Thyroid hormones are amino acid-based molecules produced by the thyroid gland. Involved in direct or indirect regulation of key metabolic pathways, these molecules play critical roles in the development and normal functioning of the body. The mechanism of how thyroid hormones exert their effect on each other as well as on other metabolic pathways is complex, but a two-way feedback loop is central to their biological activity. Dysregulation of the feedback loop that controls their production affects other biochemical pathways, causing various ailments including those related to the cardiovascular system, liver function, or bone development.
Several clinical studies have shown the effect of thyroid hormones on lipid levels: That treating the patients with thyroid hormone analogs helps to improve their lipid level, for example, or that thyroid hormones are associated with glycolipid metabolism and increased risk of cardiovascular diseases (CVD). These results highlight the possibilities of predicting the risk of lipid-related diseases or designing a CVD treatment strategy based on thyroid hormones. But such efforts would require the base of a biological cause-and-effect relationship between thyroid hormones and lipid profile, an association that has remained unproven thus far.
It is notable that the results of the previously conducted clinical studies, however intriguing, have remained unable to pinpoint thyroid hormones as the probable cause of change in the lipid profile. This is because many confounding factors might have impacted both, blurring the cause-and-effect relationship between thyroid function and lipid profiles. Additionally, the observed relationship between the two could reflect reverse causation, where the change in lipid profile affected the thyroid function. Thus, to leverage the observed association between thyroid function and serum lipid profile for designing treatment strategies for lipid-related diseases, a better understanding of their causal dynamics becomes imperative.
Now, a team of researchers led by Dr. Yi-Da Tang, Department of Cardiology, Peking University, in their recently published article in Chinese Medical Journal, have presented a scientific basis for identifying thyroid function as a causal factor capable of affecting the serum lipid levels.

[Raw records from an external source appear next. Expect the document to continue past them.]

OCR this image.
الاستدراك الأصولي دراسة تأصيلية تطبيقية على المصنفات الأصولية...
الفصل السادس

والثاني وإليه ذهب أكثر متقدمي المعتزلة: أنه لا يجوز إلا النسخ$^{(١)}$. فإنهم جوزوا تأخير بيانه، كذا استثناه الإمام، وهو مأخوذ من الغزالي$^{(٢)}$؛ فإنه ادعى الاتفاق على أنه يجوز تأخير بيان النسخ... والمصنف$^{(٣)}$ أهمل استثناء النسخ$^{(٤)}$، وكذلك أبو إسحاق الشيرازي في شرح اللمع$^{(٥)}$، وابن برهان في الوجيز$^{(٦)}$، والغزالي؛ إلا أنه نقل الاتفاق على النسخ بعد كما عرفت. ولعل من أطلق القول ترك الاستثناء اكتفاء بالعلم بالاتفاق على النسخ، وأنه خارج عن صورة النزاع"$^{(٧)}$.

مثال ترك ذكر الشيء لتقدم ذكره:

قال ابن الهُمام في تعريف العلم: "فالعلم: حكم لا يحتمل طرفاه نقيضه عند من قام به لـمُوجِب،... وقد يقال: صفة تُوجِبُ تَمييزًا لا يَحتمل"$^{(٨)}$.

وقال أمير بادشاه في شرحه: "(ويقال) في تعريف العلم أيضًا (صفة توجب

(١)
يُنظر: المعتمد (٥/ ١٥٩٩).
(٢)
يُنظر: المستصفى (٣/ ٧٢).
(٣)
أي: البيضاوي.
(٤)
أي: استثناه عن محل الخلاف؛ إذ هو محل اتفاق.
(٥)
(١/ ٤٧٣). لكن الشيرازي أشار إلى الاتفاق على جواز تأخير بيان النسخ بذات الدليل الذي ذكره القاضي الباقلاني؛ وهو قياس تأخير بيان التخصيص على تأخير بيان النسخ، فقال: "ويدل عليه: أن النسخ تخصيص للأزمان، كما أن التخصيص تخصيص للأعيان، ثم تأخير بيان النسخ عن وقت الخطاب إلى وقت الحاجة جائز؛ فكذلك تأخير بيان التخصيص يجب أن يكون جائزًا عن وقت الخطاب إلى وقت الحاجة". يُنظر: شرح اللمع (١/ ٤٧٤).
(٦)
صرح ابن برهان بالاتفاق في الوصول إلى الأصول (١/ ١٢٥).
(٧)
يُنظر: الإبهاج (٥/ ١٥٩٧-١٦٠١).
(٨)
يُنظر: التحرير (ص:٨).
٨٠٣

The team genetically analyzed epidemiology data using a method called Mendelian randomization (MR). MR is based on the assumption that genetic alleles are randomly assorted in the population and act as proxies for environmental exposures that alter the biological disease risk in a manner that is less likely to be impacted by behavioral, social, or physiological confounding factors. Dr. Tang, who is also the corresponding author of the study, explains, “As we tried to decipher the association between thyroid function and lipid profile, MR offered a solution to mimic a perfectly-designed randomized control trial. The approach allowed us to ward off the confounding factors and the chance of reverse causation, and let us observe whether there exists a hidden causal effect of thyroid function on lipid-related disease.”
In their study, the researchers analyzed the genotype data of thousands of people from two genome-wide-association-studies (GWAS) datasets. For clinical measures of thyroid function, they considered levels of thyrotropin (TSH), free thyroxine (FT4), ratio of free triiodothyronine (FT3) and FT4 (FT3:FT4), and thyroid peroxidase antibodies (TPOAb) as essential thyroid traits known to be related with various disease conditions. Then from the GWASs, they identified 115 single-nucleotide polymorphisms that represented the genetic variants for the thyroid function traits. Using MR analysis, the researchers assessed the effect of each of the selected genetic variants for thyroid function on the selected lipid metabolism traits at the population level. They found that as potential causal factors for altered lipid levels, the genetically altered levels of two of the selected thyroid traits, TSH level and FT3:FT4 ratio, were related to the elevated levels of TC and LDL of the individuals. However, the genetically predicted FT4 level and TPOAb concentration were not associated with any of the serum lipid traits.